Los soldados demonios, en la periferia, registraban cada detalle, grabando en sus memorias y papel el sombrío momento que estábamos viviendo. Aquel prado, antes lleno de vida y esperanza, ahora parecía un pequeño lago de sangre con montículos de cuerpos de ángeles, Algunos soldados observan los cuerpos de aquellos ángeles con los que habían interactuado con anterioridad y una sonrisa macabra fanfarrona se materializa en sus rostros, burlándose de sus muertes.

El comandante ángel y el rey Rafael, los únicos sobrevivientes, Intentaron proteger a los suyos tantas veces que sus cuerpos colapsaron con cada intento fallido, pues, usando las sombras, los alejaba del lugar, frustrándolos poco a poco con desesperación. Después de que me haya cobrado la vida de esos 1000 ángeles, ambos decidieron huir del lugar, llevándose consigo el cuerpo decapitado del príncipe Jeb. Al pasar junto a mí, el rey ángel no pudo contener su furia y recriminó al rey demonio Farjam por no evitar la masacre.

—¡Esto no quedará impune, Farjam! —gritó el rey Rafael, sosteniendo el cuerpo sin vida de su hijo—. ¡Has sellado la guerra con tu traición! —declaró mientras escapaban del prado.

Farjam, desde la distancia, mientras se acercaba a mí mojando sus patas con la sangre de los ángeles, respondió con una risa burlona, sin mostrar ni un ápice de remordimiento al no intervenir con mi masacre.
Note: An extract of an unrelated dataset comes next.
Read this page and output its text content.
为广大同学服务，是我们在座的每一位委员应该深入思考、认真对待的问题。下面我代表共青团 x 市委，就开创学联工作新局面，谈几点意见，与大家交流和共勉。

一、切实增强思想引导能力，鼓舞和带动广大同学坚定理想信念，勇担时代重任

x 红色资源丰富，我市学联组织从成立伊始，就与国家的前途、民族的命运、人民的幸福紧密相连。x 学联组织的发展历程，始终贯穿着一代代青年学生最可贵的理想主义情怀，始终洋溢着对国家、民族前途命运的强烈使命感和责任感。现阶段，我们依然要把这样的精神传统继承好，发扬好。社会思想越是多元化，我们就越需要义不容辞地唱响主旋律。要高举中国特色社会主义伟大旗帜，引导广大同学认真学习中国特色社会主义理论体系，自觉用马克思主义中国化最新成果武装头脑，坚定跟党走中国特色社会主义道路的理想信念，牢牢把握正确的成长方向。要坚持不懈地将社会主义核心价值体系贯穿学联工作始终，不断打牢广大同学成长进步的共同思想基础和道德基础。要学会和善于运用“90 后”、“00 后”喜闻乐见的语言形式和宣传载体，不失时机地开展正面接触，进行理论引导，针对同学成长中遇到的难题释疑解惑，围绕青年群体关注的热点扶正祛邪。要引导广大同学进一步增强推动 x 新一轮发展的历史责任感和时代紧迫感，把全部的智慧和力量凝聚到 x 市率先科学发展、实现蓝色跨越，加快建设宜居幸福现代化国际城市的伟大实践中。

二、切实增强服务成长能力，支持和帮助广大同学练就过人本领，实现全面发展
Me llamó, reconociendo la muerte encarnada que había desatado.

—¡La segunda ola carmesí ha comenzado! —gritó Farjam, proclamando el inicio de una guerra que amenazaba con sumir a los reinos en la oscuridad. La historia se escribía con sangre, y mi papel como instrumento de esa cruel narrativa quedaba sellado en cada gota derramada en ese lago carmesí.

Con rabia el rey Rafael me mira —Niña... tú, eres la muerte en persona. Este acto no quedará impune —anunció el rey ángel antes de desaparecer entre las sombras del bosque.
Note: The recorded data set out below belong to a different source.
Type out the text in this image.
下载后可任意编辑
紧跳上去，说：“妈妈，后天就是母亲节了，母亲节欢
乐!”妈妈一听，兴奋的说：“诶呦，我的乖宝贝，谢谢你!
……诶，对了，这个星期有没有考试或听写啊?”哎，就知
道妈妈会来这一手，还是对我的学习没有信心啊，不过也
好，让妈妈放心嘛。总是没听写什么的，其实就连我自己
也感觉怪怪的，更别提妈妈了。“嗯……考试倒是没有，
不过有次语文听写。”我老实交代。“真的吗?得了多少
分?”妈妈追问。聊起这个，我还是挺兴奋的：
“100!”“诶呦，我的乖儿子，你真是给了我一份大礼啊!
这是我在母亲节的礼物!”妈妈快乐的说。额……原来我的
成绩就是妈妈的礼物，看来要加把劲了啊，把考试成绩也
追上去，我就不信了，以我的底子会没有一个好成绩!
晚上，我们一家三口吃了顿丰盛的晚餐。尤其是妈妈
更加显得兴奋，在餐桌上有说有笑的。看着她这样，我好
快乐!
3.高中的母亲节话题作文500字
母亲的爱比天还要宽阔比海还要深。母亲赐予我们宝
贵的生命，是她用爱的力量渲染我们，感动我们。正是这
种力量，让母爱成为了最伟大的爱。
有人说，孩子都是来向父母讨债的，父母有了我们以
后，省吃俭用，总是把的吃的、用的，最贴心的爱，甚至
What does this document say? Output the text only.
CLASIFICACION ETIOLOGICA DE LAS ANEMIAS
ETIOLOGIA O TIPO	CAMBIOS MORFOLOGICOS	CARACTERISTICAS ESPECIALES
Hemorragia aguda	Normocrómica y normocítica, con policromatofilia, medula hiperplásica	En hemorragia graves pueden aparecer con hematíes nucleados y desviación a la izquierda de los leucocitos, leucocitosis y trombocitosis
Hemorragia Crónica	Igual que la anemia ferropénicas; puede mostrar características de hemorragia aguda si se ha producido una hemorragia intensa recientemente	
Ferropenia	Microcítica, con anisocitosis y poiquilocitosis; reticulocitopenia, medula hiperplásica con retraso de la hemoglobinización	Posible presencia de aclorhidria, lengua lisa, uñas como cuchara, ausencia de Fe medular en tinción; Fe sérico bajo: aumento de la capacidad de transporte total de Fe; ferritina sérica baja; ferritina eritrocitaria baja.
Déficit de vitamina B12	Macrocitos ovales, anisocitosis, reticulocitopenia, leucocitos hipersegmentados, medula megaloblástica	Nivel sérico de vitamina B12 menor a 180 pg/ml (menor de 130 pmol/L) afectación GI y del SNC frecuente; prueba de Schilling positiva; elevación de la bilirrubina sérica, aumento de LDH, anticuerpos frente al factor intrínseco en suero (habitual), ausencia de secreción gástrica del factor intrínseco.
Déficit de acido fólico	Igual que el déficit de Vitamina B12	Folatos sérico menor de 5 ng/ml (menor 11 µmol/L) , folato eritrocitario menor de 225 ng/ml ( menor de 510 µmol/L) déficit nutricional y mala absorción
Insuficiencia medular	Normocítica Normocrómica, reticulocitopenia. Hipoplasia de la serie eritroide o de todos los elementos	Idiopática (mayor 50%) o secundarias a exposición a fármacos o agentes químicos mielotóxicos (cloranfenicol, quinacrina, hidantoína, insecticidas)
La ovación de los demonios resonaba en mis oídos mientras Barrax se aproximaba, observando con detenimiento mis ojos oscurecidos.

—Esto ya estaba predicho desde aquel día en el coliseo, Solo una usuaria de ojos negros podría hacer esto... —comentó Barrax, con una mezcla de asombro y orgullo—. Me llenas de un inquietante orgullo Artemisa, te enseñé bien. Has superado mis expectativas a una edad tan temprana.
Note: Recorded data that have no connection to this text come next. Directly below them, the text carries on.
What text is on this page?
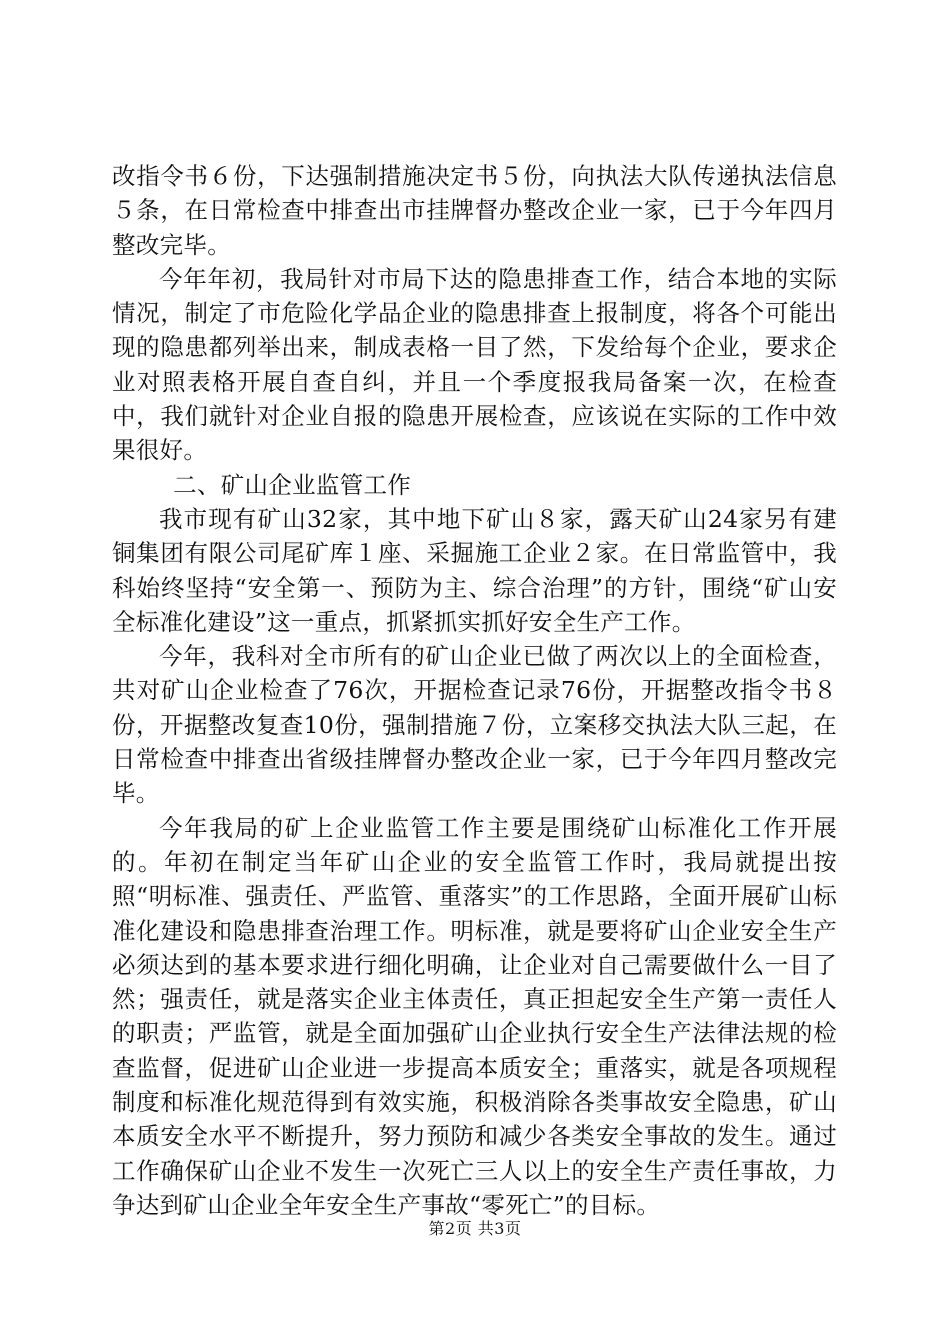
改指令书６份，下达强制措施决定书５份，向执法大队传递执法信息５条，在日常检查中排查出市挂牌督办整改企业一家，已于今年四月整改完毕。

今年年初，我局针对市局下达的隐患排查工作，结合本地的实际情况，制定了市危险化学品企业的隐患排查上报制度，将各个可能出现的隐患都列举出来，制成表格一目了然，下发给每个企业，要求企业对照表格开展自查自纠，并且一个季度报我局备案一次，在检查中，我们就针对企业自报的隐患开展检查，应该说在实际的工作中效果很好。

二、矿山企业监管工作

我市现有矿山32家，其中地下矿山８家，露天矿山24家另有建铜集团有限公司尾矿库１座、采掘施工企业２家。在日常监管中，我科始终坚持“安全第一、预防为主、综合治理”的方针，围绕“矿山安全标准化建设”这一重点，抓紧抓实抓好安全生产工作。

今年，我科对全市所有的矿山企业已做了两次以上的全面检查，共对矿山企业检查了76次，开据检查记录76份，开据整改指令书８份，开据整改复查10份，强制措施７份，立案移交执法大队三起，在日常检查中排查出省级挂牌督办整改企业一家，已于今年四月整改完毕。

今年我局的矿上企业监管工作主要是围绕矿山标准化工作开展的。年初在制定当年矿山企业的安全监管工作时，我局就提出按照“明标准、强责任、严监管、重落实”的工作思路，全面开展矿山标准化建设和隐患排查治理工作。明标准，就是要将矿山企业安全生产必须达到的基本要求进行细化明确，让企业对自己需要做什么一目了然；强责任，就是落实企业主体责任，真正担起安全生产第一责任人的职责；严监管，就是全面加强矿山企业执行安全生产法律法规的检查监督，促进矿山企业进一步提高本质安全；重落实，就是各项规程制度和标准化规范得到有效实施，积极消除各类事故安全隐患，矿山本质安全水平不断提升，努力预防和减少各类安全事故的发生。通过工作确保矿山企业不发生一次死亡三人以上的安全生产责任事故，力争达到矿山企业全年安全生产事故“零死亡”的目标。

第2页 共3页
Mi mirada se encontró con la suya, y en medio de la carnicería, vi en mi tutor veía más allá de la masacre, apreciando el poder que había desatado gracias a todo mi esfuerzo.

El rey demonio, Farjam, se unió a la ovación. Él se acercaba en una mirada de orgullo paternal a mí, podía ver en sus ojos esperanza y felicidad. En un gesto de lealtad, juré mi fidelidad eterna al rey, entregándome como su arma de guerra. Mis acciones habían sellado un destino ineludible, y ahora solo obedecería órdenes directas del rey.